We didn’t bother with involving the courts in our financial agreement. We had a flat and a house in joint names with roughly equal equity in each: we just got each other’s names taken off the deeds/mortgages so he got the flat and I got the house. No other assets or liabilities in joint names so it was v straightforward. I was paying maintenance to final two daughters going through uni, until one day I decided I’d done enough. He stepped up immediately and paid the rest.

As there is no formal financial agreement the risk remains that he’ll come back for more. Equally however the opportunity remains for me to go back for more. Time will tell, but I think the quickness, the saving in lawyer fees and the lack of acrimony/stress were totally worth it.

He irritates the life out of me but we are still amicable, it’s best for the DDs that way and there’s no reason for us not to continue to wish each other well.

We never worked together, so I can’t speak for how that would be.

Blobby10 · 02/04/2020 10:20

We both knew the end had come - both admitted we didn't want to bother trying to salvage the relationship. There was no one else involved for either of us. We had three older teenage children who he agreed would be better staying with me as well as the two dogs and a cat (so he didn't have to think about anything). We sold the house we were living in. He was very generous - agreed to pay mortgage until youngest was 20 in lieu of any maintenance on the understanding that I wouldn't go for half his generous pension and paid half solicitors costs. Both had similar incomes at the time. We agreed between us that I would go to the solicitor and claim irreconcilable differences and we agreed what would be put on the form. (I did phone him to warn him once I'd seen the form in 'solicitor speak' as it sounded horrendous. He later said thanks as it would have completely pissed him off if he'd had no warning of how awful it sounded.)
We were in regular contact about the kids until he moved in and then married his girlfriend - don't get me wrong, I don't feel anything for him but I am frustrated and hurt that he can turn his back on over 20 years together so quickly (less than 4 years after separation) and make those same promises of love and commitment to someone new. I won't ever get married again or even live with someone even though I've been dating same bloke for 3 years.!

LastInTheQueue · 02/04/2020 10:41

We were married 13yrs, together 17, no children.

Our relationship had settled into housemates a few years before, we’d tried counselling and all manner of things to reignite it.
Finally came to a head 18months ago when I kissed someone else, then told him. He saw it as a way of opening our relationship, so we could see other people and still be together. Tried that for a while, but just two months later we came to the conclusion we were only kidding ourselves.

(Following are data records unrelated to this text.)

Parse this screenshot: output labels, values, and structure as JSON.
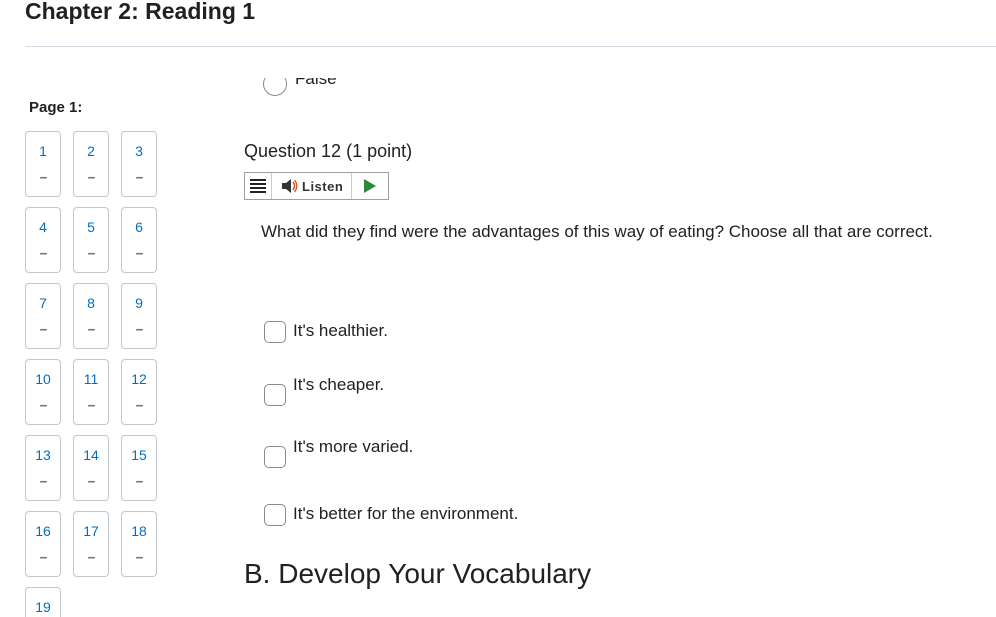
{
  "chapter": {
    "title": "Chapter 2: Reading 1"
  },
  "navigation": {
    "page_label": "Page 1:",
    "questions": [
      {
        "number": "1",
        "status": "--"
      },
      {
        "number": "2",
        "status": "--"
      },
      {
        "number": "3",
        "status": "--"
      },
      {
        "number": "4",
        "status": "--"
      },
      {
        "number": "5",
        "status": "--"
      },
      {
        "number": "6",
        "status": "--"
      },
      {
        "number": "7",
        "status": "--"
      },
      {
        "number": "8",
        "status": "--"
      },
      {
        "number": "9",
        "status": "--"
      },
      {
        "number": "10",
        "status": "--"
      },
      {
        "number": "11",
        "status": "--"
      },
      {
        "number": "12",
        "status": "--"
      },
      {
        "number": "13",
        "status": "--"
      },
      {
        "number": "14",
        "status": "--"
      },
      {
        "number": "15",
        "status": "--"
      },
      {
        "number": "16",
        "status": "--"
      },
      {
        "number": "17",
        "status": "--"
      },
      {
        "number": "18",
        "status": "--"
      },
      {
        "number": "19",
        "status": ""
      }
    ],
    "number_color": "#006fbf"
  },
  "previous_question": {
    "last_option": "False"
  },
  "question": {
    "label": "Question 12",
    "points": "(1 point)",
    "prompt": "What did they find were the advantages of this way of eating? Choose all that are correct.",
    "options": [
      {
        "text": "It's healthier.",
        "checked": false
      },
      {
        "text": "It's cheaper.",
        "checked": false
      },
      {
        "text": "It's more varied.",
        "checked": false
      },
      {
        "text": "It's better for the environment.",
        "checked": false
      }
    ]
  },
  "listen_toolbar": {
    "menu_icon": "hamburger-menu-icon",
    "speaker_icon": "speaker-icon",
    "listen_label": "Listen",
    "play_icon": "play-icon",
    "play_color": "#2a8a3a"
  },
  "next_section": {
    "heading": "B. Develop Your Vocabulary"
  }
}
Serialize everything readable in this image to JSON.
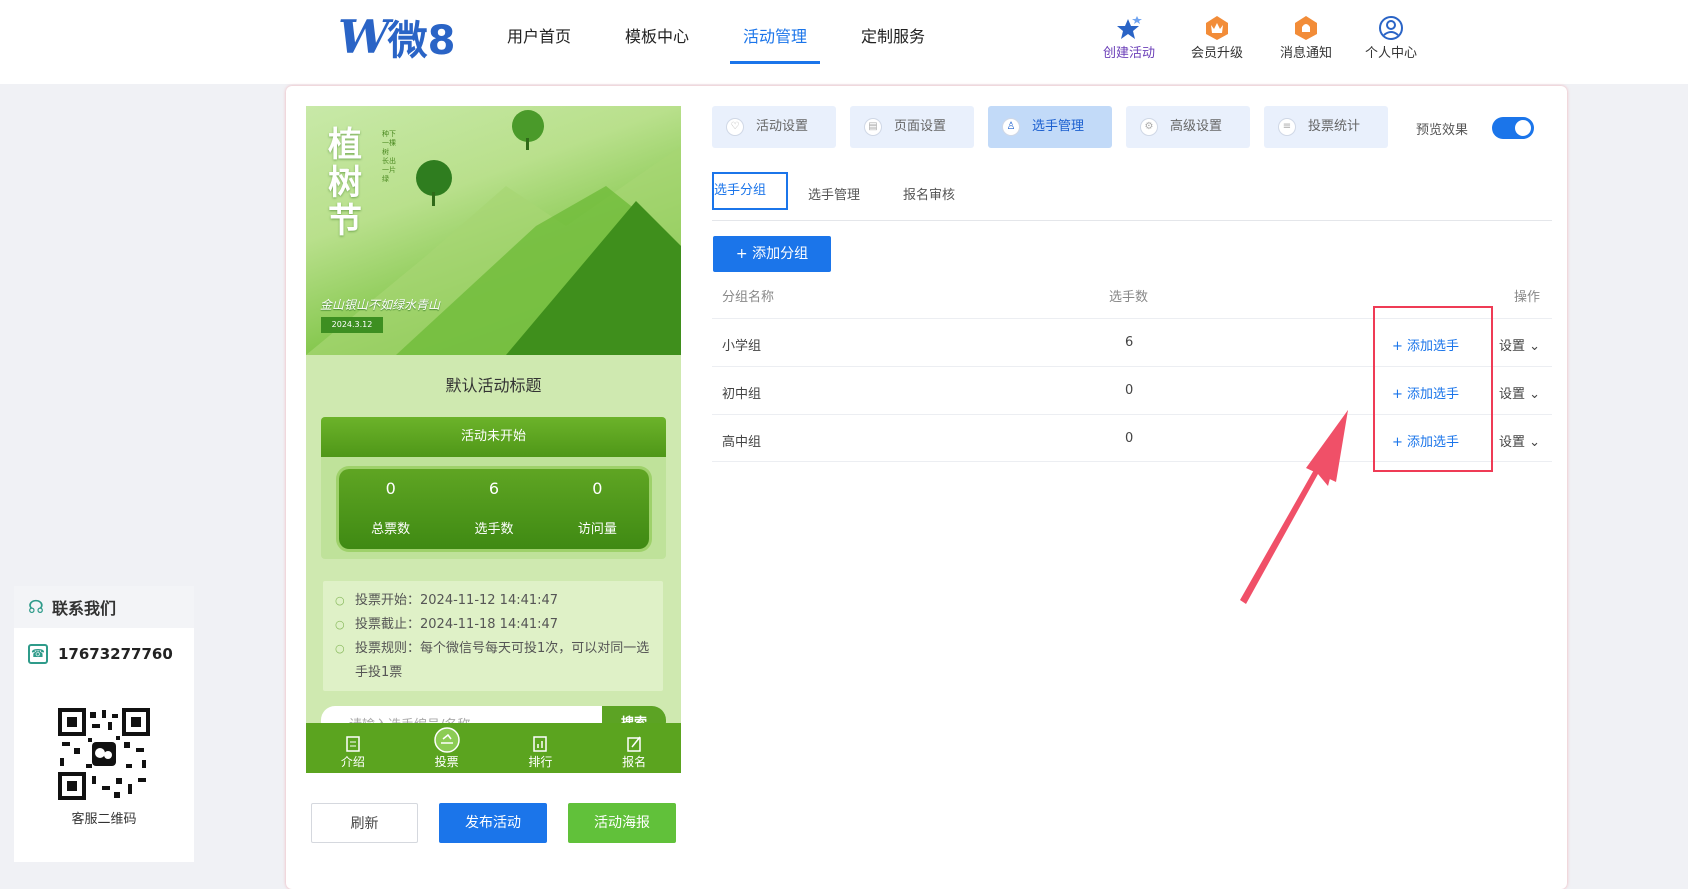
{
  "logo": {
    "text": "微8",
    "mark": "W"
  },
  "nav": [
    {
      "label": "用户首页"
    },
    {
      "label": "模板中心"
    },
    {
      "label": "活动管理"
    },
    {
      "label": "定制服务"
    }
  ],
  "user_nav": [
    {
      "label": "创建活动",
      "icon": "stars-icon"
    },
    {
      "label": "会员升级",
      "icon": "crown-badge-icon"
    },
    {
      "label": "消息通知",
      "icon": "bell-badge-icon"
    },
    {
      "label": "个人中心",
      "icon": "user-circle-icon"
    }
  ],
  "preview": {
    "hero_title": "植树节",
    "hero_vertical": "种下一棵树 长出一片绿",
    "slogan": "金山银山不如绿水青山",
    "date": "2024.3.12",
    "activity_title": "默认活动标题",
    "status": "活动未开始",
    "stats": [
      {
        "value": "0",
        "label": "总票数"
      },
      {
        "value": "6",
        "label": "选手数"
      },
      {
        "value": "0",
        "label": "访问量"
      }
    ],
    "info": [
      "投票开始：2024-11-12 14:41:47",
      "投票截止：2024-11-18 14:41:47",
      "投票规则：每个微信号每天可投1次，可以对同一选手投1票"
    ],
    "search_placeholder": "请输入选手编号/名称",
    "search_btn": "搜索",
    "tabbar": [
      {
        "label": "介绍"
      },
      {
        "label": "投票"
      },
      {
        "label": "排行"
      },
      {
        "label": "报名"
      }
    ]
  },
  "actions": {
    "refresh": "刷新",
    "publish": "发布活动",
    "poster": "活动海报"
  },
  "tabs": [
    {
      "label": "活动设置"
    },
    {
      "label": "页面设置"
    },
    {
      "label": "选手管理"
    },
    {
      "label": "高级设置"
    },
    {
      "label": "投票统计"
    }
  ],
  "preview_toggle": {
    "label": "预览效果",
    "on": true
  },
  "subtabs": [
    {
      "label": "选手分组"
    },
    {
      "label": "选手管理"
    },
    {
      "label": "报名审核"
    }
  ],
  "add_group": "+ 添加分组",
  "table": {
    "headers": [
      "分组名称",
      "选手数",
      "操作"
    ],
    "rows": [
      {
        "name": "小学组",
        "count": "6",
        "add": "+ 添加选手",
        "set": "设置"
      },
      {
        "name": "初中组",
        "count": "0",
        "add": "+ 添加选手",
        "set": "设置"
      },
      {
        "name": "高中组",
        "count": "0",
        "add": "+ 添加选手",
        "set": "设置"
      }
    ]
  },
  "contact": {
    "title": "联系我们",
    "phone": "17673277760",
    "qr_caption": "客服二维码"
  },
  "colors": {
    "accent": "#1b75ea",
    "green": "#5ba41f",
    "highlight": "#ef3b55"
  }
}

So we separated, but continued to live together for another year.

I finally moved out last month, and he helped me move. Throughout our separation we stayed friends, even went out to dinner occasionally. I met someone new in the meantime ex has been fully supportive of our relationship, as was I went he met a new potential partner.

We decided he’d buy me out, and all I wanted was half the equity and half of the value of furniture and stuff I was leaving behind (I didn’t want anything from the house).
I kept the cats and he’s paying for their pet insurance for the next two years.

We’ve not once argued in all this time. We both made a point of keeping things friendly and amicable, and even now have been checking in on each other etc. We’re still much friends and this is something others (especially his family) have had a hard time getting their heads around.

I think one of the main reasons is because we both knew we’d tried, it was good while it lasted, but there was no point in dragging it out further or making each other unhappy.

heartonastring · 02/04/2020 11:21

.

Teaandbed · 02/04/2020 11:41

I really appreciate these replies Flowers

I’m just going out now but will properly go through them when I get back.